В этом бессвязном плутовском романе, написанном по частям в период с 1792 по 1815 год, Брекенридж выплеснул весь свой гнев на социальные перемены, происходящие в Америке. Его героем и выразителем мысли в романе стал классик («его идеи черпались в основном из того, что можно назвать старой школой; греческие и римские представления о вещах»). Ничто не было глупее, заявлял его классический герой, чем возведение народом в государственные должности невежественных и неквалифицированных людей — ткачей, пивоваров и трактирщиков. «Подняться из подвала в сенатский дом было бы неестественным подъемом. Переходить от подсчета ниток и их подгонки к расщеплению тростника к регулированию финансов правительства было бы нелепо; в этом деле нет никакого соответствия… Это было бы возвращением к прежнему порядку вещей».

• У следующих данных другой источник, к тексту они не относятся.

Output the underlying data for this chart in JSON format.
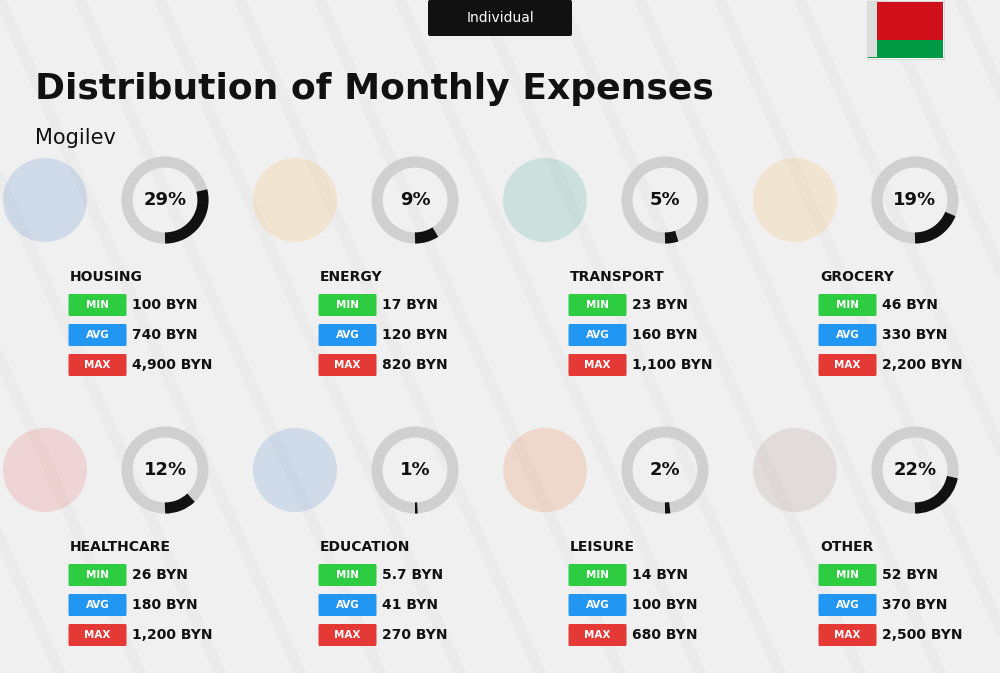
{
  "title": "Distribution of Monthly Expenses",
  "subtitle": "Individual",
  "city": "Mogilev",
  "bg_color": "#f0f0f0",
  "categories": [
    {
      "name": "HOUSING",
      "percent": 29,
      "min": "100 BYN",
      "avg": "740 BYN",
      "max": "4,900 BYN",
      "icon": "housing",
      "row": 0,
      "col": 0
    },
    {
      "name": "ENERGY",
      "percent": 9,
      "min": "17 BYN",
      "avg": "120 BYN",
      "max": "820 BYN",
      "icon": "energy",
      "row": 0,
      "col": 1
    },
    {
      "name": "TRANSPORT",
      "percent": 5,
      "min": "23 BYN",
      "avg": "160 BYN",
      "max": "1,100 BYN",
      "icon": "transport",
      "row": 0,
      "col": 2
    },
    {
      "name": "GROCERY",
      "percent": 19,
      "min": "46 BYN",
      "avg": "330 BYN",
      "max": "2,200 BYN",
      "icon": "grocery",
      "row": 0,
      "col": 3
    },
    {
      "name": "HEALTHCARE",
      "percent": 12,
      "min": "26 BYN",
      "avg": "180 BYN",
      "max": "1,200 BYN",
      "icon": "healthcare",
      "row": 1,
      "col": 0
    },
    {
      "name": "EDUCATION",
      "percent": 1,
      "min": "5.7 BYN",
      "avg": "41 BYN",
      "max": "270 BYN",
      "icon": "education",
      "row": 1,
      "col": 1
    },
    {
      "name": "LEISURE",
      "percent": 2,
      "min": "14 BYN",
      "avg": "100 BYN",
      "max": "680 BYN",
      "icon": "leisure",
      "row": 1,
      "col": 2
    },
    {
      "name": "OTHER",
      "percent": 22,
      "min": "52 BYN",
      "avg": "370 BYN",
      "max": "2,500 BYN",
      "icon": "other",
      "row": 1,
      "col": 3
    }
  ],
  "color_min": "#2ecc40",
  "color_avg": "#2196f3",
  "color_max": "#e53935",
  "color_text": "#111111",
  "arc_color_active": "#111111",
  "arc_color_bg": "#d0d0d0",
  "subtitle_bg": "#111111",
  "subtitle_fg": "#ffffff",
  "flag_colors": [
    "#cf101a",
    "#009a44"
  ]
}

Это «зло, когда люди стремятся занять должность, для которой они не подходят», стало «великой моралью» романа Брекенриджа. Однако именно потому, что он сам был продуктом социальной мобильности, Брекенридж никогда не терял веры в республиканство и не принимал полностью веру федералистов в социальную иерархию.
Пытаясь придать происходящему наилучшее выражение, Брекенридж заставил персонажа своего рассказа — фокусника — объяснить, что «в каждом правительстве есть патрицианское сословие, против которого, естественно, воюет дух толпы: Отсюда вечная война: аристократы пытаются ущемлять народ, а народ пытается ущемлять себя. И это правильно, — сказал фокусник, — ведь благодаря такому брожению дух демократии сохраняется». Поскольку, казалось, никто ничего не мог поделать с этой «вечной войной», Брекенриджу пришлось смириться с тем, что «простые люди больше склонны доверять представителям своего класса, чем тем, кто может казаться выше их». В конце концов, не в силах отречься от народа и убежденный в том, что «представители должны поддаваться предрассудкам своих избирателей даже вопреки собственным суждениям», Брекенридж стал умеренным джефферсоновским республиканцем.[557]
Такие федералисты, как Роберт Моррис и Джеймс Уилсон, не были столь снисходительны к духу демократии, как оказался Брекенридж, а поскольку они выставляли напоказ своё патрицианское превосходство в большей степени, чем Брекенридж, Финдли был ещё более решительно настроен сбить их с их высоких лошадей. Во время дебатов о повторном учреждении Североамериканского банка в ассамблее Пенсильвании в 1786 году Финдли обвинил Морриса в том, что тот имеет корыстный интерес в банке и использует его для приобретения богатства для себя. Сторонники банка были его директорами или акционерами и поэтому не имели права утверждать, что они беспристрастные судьи, решающие только то, что хорошо для штата.
Однако Финдли и его товарищи, выступавшие против банка на Западе, не стремились зарекомендовать себя бескорыстными политиками. Все, чего они хотели, — это больше не слышать надуманных патрицианских речей о добродетели и бескорыстии. Они не возражали против того, чтобы Моррис и другие акционеры были заинтересованы в повторном аккредитовании банка. «Любой другой в их ситуации… поступил бы так же, как они». Моррис и другие законодатели, выступающие за банк, — сказал Финдли, — «имеют право отстаивать свою собственную позицию в этом доме». Но тогда они не смогут протестовать, когда другие поймут, «что это их собственное дело, которое они отстаивают; и отдавать должное их мнению, и думать об их голосах соответственно». Действительно, сказал Финдли в одном из самых замечательных предвидений современной политики, сделанных в этот период, такое открытое продвижение интересов обещало положить конец тому, что он теперь считал архаичной идеей, что политические представители должны просто стоять, а не баллотироваться на выборах. Когда у кандидата в законодательные органы «есть собственное дело, которое он может отстаивать», — говорил Финдли, — «интерес будет диктовать уместность агитации за место».